Carter Pann, CU Boulder professor and composer, said it best when he referred to Avguste Antonov as fearless on the piano. He might have made it fearless and flamboyant because Antonov was both. Stepping onto the stage dressed in white sneakers and shirt, red trousers, and navy jacket covered in white stars, Antonov hardly needed to advise the crowd that he would be playing a program of American composers. The fact that it was living American composers gave it an interesting spin. It is likely that most of the audience had never heard of these composers, let alone heard their music.

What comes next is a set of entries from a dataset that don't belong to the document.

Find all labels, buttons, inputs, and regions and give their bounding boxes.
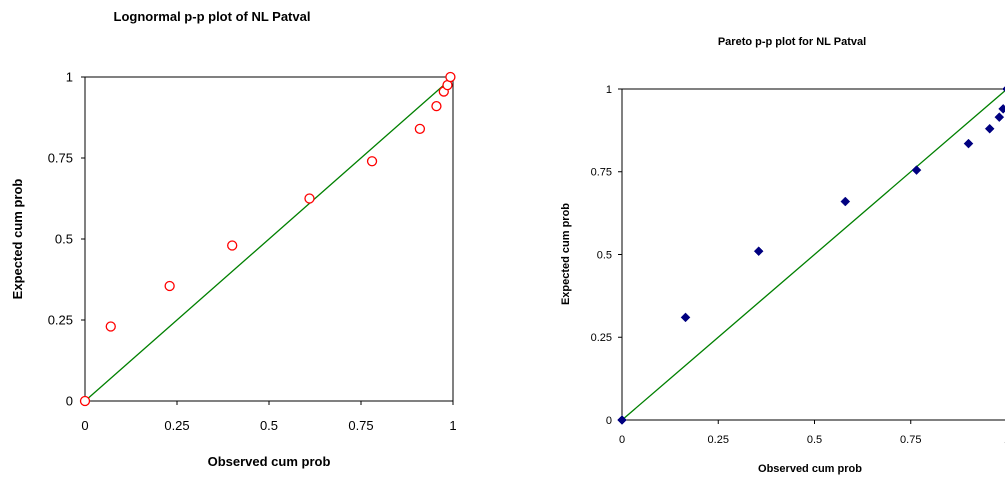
lognormal-y-tick-label: 1 bbox=[66, 70, 73, 85]
pareto-x-tick-label: 1 bbox=[1004, 434, 1005, 446]
pareto-data-point bbox=[1002, 86, 1005, 92]
pareto-data-point bbox=[680, 312, 691, 323]
lognormal-y-tick-labels: 0 0.25 0.5 0.75 1 bbox=[48, 70, 85, 409]
pareto-y-tick-label: 0.75 bbox=[591, 167, 612, 179]
lognormal-y-tick-label: 0 bbox=[66, 394, 73, 409]
pareto-data-point bbox=[994, 112, 1005, 122]
pareto-x-tick-labels: 0 0.25 0.5 0.75 1 bbox=[619, 420, 1005, 446]
pareto-x-tick-label: 0 bbox=[619, 434, 625, 446]
lognormal-data-point bbox=[431, 101, 442, 112]
pareto-y-tick-label: 0.25 bbox=[591, 332, 612, 344]
lognormal-data-point bbox=[164, 280, 175, 292]
lognormal-data-point bbox=[79, 395, 91, 407]
lognormal-y-tick-label: 0.5 bbox=[55, 232, 73, 247]
lognormal-points bbox=[79, 71, 456, 407]
lognormal-reference-line bbox=[84, 76, 454, 402]
pareto-data-point bbox=[963, 138, 974, 149]
pareto-y-tick-label: 1 bbox=[606, 84, 612, 96]
pareto-y-tick-label: 0.5 bbox=[597, 249, 612, 261]
lognormal-data-point bbox=[414, 123, 426, 134]
lognormal-x-tick-labels: 0 0.25 0.5 0.75 1 bbox=[81, 401, 457, 433]
pareto-data-point bbox=[753, 246, 764, 257]
lognormal-data-point bbox=[304, 193, 315, 204]
lognormal-y-tick-label: 0.25 bbox=[48, 313, 73, 328]
pareto-data-point bbox=[984, 123, 995, 134]
pareto-chart: Pareto p-p plot for NL Patval 0 0.25 0.5 0.… bbox=[560, 36, 1005, 475]
lognormal-chart-title: Lognormal p-p plot of NL Patval bbox=[114, 9, 311, 24]
pareto-x-tick-label: 0.25 bbox=[708, 434, 729, 446]
lognormal-x-tick-label: 0.25 bbox=[164, 418, 189, 433]
lognormal-data-point bbox=[227, 240, 238, 251]
lognormal-chart: Lognormal p-p plot of NL Patval 0 0.25 0.5… bbox=[10, 9, 457, 469]
pareto-points bbox=[617, 86, 1005, 425]
lognormal-y-axis-label: Expected cum prob bbox=[10, 179, 25, 300]
pareto-reference-line bbox=[621, 89, 1005, 421]
lognormal-y-tick-label: 0.75 bbox=[48, 151, 73, 166]
lognormal-x-tick-label: 0 bbox=[81, 418, 88, 433]
lognormal-x-tick-label: 0.5 bbox=[260, 418, 278, 433]
pareto-data-point bbox=[998, 104, 1005, 114]
pareto-x-axis-label: Observed cum prob bbox=[758, 463, 862, 475]
lognormal-data-point bbox=[366, 156, 378, 167]
pareto-x-tick-label: 0.75 bbox=[900, 434, 921, 446]
lognormal-x-tick-label: 1 bbox=[449, 418, 456, 433]
pareto-y-tick-labels: 0 0.25 0.5 0.75 1 bbox=[591, 84, 622, 427]
pareto-y-axis-label: Expected cum prob bbox=[560, 203, 572, 305]
lognormal-data-point bbox=[105, 321, 116, 332]
pareto-data-point bbox=[911, 165, 922, 175]
lognormal-x-tick-label: 0.75 bbox=[348, 418, 373, 433]
pareto-data-point bbox=[840, 196, 851, 207]
lognormal-x-axis-label: Observed cum prob bbox=[208, 454, 331, 469]
lognormal-data-point bbox=[445, 71, 456, 83]
pareto-data-point bbox=[617, 415, 627, 425]
pareto-y-tick-label: 0 bbox=[606, 415, 612, 427]
pareto-chart-title: Pareto p-p plot for NL Patval bbox=[718, 36, 866, 48]
pareto-x-tick-label: 0.5 bbox=[807, 434, 822, 446]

The first piece, “Blue Fantasy” by Robert Rollin, has elsewhere been referred to as “blues combined with a piquant contemporary flavor.” It struck me as a bit jarring and discordant, and I was not alone. The couple who sat next to me found the piece as disconcerting as I did. When we compared notes, we each admitted that when Antonov finished “Blue Fantasy,” we had been concerned that the entire performance would consist of similar pieces. But each piece thereafter delighted more than the one before it.
The rag influence was obvious in many of the pieces, but the influence varied between blatant and subtle. No doubt, the Broomfield audience appreciated that Antonov played a bit of Carter Pann’s own music, and the short, chatty, personal introduction to it by Pann—less an introduction than an endorsement of Antonov—delighted the audience. And if the audience doubted just how fearless Antonov is, that doubt was swept away by his brief but electrifying detour from living American composers when he took a go at George Gershwin’s “Rhapsody in Blue” during his encore. I have never heard a more robust playing of it. And it made me want more.